E’ bastata una frase di Draghi sulla questione migranti pronunciata davanti a Erdogan (“Forse siamo il Paese meno discriminante e aperto il più possibile, ma anche noi abbiamo dei limiti e ora ci siamo arrivati”) per far insorgere il partito dell’accoglienza indiscriminata. Un’armata buonista che minimizza i numeri degli sbarchi per negare la realtà di un’emergenza strisciante, fonte di malessere sociale e di degrado. Vediamoli dunque questi numeri: dal primo gennaio al 7 luglio 2022 sono sbarcate sulle coste italiane 30373 persone, il 28-30 per cento in più dei 22709 dei primi mesi del 2021, ma nettamente superiore rispetto al 2020, quando gli arrivi furono solo 7554. Nulla a che vedere, si obietta però, di fronte agli 83 mila della prima metà del 2017, quando l’allora ministro dell’Interno Minniti disse che l’ondata migratoria in atto poteva mettere a rischio la stessa tenuta democratica del Paese. Le presenze attuali nel nostro sistema d’accoglienza, inoltre, hanno raggiunto quota 89mila, mentre a fine 2017 arrivarono a oltre 183mila.
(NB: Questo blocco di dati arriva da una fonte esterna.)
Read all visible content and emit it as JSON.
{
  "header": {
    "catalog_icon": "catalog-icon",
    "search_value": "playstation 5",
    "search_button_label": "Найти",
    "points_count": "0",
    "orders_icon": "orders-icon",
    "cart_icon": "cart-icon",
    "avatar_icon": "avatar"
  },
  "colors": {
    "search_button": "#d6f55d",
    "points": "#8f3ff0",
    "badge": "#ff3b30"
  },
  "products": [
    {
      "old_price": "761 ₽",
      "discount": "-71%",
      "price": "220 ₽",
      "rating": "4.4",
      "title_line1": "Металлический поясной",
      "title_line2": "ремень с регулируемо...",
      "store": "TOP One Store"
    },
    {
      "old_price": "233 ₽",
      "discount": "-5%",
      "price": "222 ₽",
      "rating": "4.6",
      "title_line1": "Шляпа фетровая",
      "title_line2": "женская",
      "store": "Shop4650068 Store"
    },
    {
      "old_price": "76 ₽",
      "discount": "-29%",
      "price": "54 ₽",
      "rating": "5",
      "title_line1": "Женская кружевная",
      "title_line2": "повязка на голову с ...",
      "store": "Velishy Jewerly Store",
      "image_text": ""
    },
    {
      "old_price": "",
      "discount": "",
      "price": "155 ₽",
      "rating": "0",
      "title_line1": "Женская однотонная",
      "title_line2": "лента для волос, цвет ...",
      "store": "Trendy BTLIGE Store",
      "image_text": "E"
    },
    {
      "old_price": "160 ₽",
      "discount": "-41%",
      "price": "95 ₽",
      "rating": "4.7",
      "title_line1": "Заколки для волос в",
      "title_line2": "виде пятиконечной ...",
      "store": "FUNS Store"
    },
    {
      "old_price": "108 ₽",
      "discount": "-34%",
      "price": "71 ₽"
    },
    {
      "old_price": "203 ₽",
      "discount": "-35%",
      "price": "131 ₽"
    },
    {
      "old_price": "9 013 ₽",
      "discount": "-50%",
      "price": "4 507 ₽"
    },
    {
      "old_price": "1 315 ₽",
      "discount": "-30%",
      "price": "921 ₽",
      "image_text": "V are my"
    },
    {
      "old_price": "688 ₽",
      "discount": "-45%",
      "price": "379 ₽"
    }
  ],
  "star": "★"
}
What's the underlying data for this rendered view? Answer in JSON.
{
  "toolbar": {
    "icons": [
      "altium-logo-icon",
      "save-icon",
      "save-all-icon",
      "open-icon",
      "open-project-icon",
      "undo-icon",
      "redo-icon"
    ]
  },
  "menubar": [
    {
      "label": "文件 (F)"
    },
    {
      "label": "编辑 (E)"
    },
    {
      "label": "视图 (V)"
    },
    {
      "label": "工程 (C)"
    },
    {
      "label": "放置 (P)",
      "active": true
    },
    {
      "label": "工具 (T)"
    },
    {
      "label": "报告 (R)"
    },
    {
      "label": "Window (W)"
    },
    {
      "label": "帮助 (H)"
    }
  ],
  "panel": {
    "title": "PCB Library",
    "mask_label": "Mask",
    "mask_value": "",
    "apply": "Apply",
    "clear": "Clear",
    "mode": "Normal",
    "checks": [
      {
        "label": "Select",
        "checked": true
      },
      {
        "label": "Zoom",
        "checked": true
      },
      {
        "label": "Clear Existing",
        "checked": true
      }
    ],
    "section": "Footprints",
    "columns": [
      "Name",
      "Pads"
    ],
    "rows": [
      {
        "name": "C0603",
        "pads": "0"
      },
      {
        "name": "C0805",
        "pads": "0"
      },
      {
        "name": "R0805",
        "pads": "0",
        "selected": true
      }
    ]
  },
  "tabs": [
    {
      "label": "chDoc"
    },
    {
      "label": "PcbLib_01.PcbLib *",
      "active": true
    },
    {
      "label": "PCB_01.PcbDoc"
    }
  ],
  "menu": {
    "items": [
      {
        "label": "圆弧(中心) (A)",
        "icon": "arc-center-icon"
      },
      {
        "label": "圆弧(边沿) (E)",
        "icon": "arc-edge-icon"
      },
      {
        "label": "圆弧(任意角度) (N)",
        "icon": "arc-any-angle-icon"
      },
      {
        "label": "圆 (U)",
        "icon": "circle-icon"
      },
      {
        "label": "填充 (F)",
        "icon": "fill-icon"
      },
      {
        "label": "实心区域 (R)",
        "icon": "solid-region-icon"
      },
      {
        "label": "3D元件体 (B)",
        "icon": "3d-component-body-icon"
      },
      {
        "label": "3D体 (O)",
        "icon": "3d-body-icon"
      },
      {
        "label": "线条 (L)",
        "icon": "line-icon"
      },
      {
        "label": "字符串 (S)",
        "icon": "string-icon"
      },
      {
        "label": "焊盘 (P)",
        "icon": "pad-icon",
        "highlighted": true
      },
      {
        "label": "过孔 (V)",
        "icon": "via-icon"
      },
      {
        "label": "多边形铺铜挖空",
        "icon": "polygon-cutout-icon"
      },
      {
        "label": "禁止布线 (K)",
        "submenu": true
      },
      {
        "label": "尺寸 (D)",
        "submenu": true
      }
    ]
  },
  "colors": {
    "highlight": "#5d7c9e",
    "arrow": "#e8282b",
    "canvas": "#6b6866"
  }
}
A fronte di questi dati, le parole di Draghi sono state giudicate “gravi” perché avrebbero rilanciato la narrazione populista di un’invasione “inesistente”. Ma allora perché la ministra Lamorgese ha lanciato l’allarme per una prevedibile ondata di nuovi sbarchi a causa della crisi alimentare che sta già colpendo Tunisia ed Egitto? Per non parlare della crisi libica, sempre più esplosiva, che ha aggiunto ai migranti dal Corno d’Africa migliaia di operai bengalesi rimasti senza lavoro. O della “rotta calabrese” dalla Turchia, aperta dai trafficanti di uomini dopo la ferrea politica di respingimenti attuata dalla Grecia.
Draghi dunque non ha affatto esagerato dicendo che siamo arrivati al limite: è stato semmai un (molto) tardivo segnale di consapevolezza, oltre che un implicito richiamo all’Europa. In questi anni, in effetti, gli interventi della Commissione sulla gestione delle crisi e sul funzionamento del sistema comune di asilo sono stati del tutto fallimentari, soprattutto per il sostanziale rifiuto degli Stati membri di dare risposte solidali, dietro l’usbergo del Regolamento di Dublino che fa ricadere tutti gli oneri dell’accoglienza sui Paesi di primo approdo.
In questo senso, non c’è da farsi illusioni: l’intesa trovata a Lussemburgo tra i ministri dell’Interno sui ricollocamenti è stata salutata dal governo italiano come una svolta storica, ma è una lettura destinata purtroppo ad essere smentita dai fatti, perché si tratta solo di una riedizione appena migliorativa del disastroso Patto di Malta: non è infatti prevista alcuna redistribuzione obbligatoria, ma si procederà ancora una volta su base volontaria, con la previsione per chi rifiuta di garantire un sostegno finanziario ai Paesi che ospitano i migranti. In sostanza: un incentivo a pagare e a rifiutare di accoglierli. A questo si aggiunge un altro palese fallimento: quello dei mancati rimpatri degli irregolari, una falla comune a tutti gli Stati membri, ma che vede agli ultimi posti Italia e Grecia.
Chi nega l’emergenza, insomma, nega la realtà.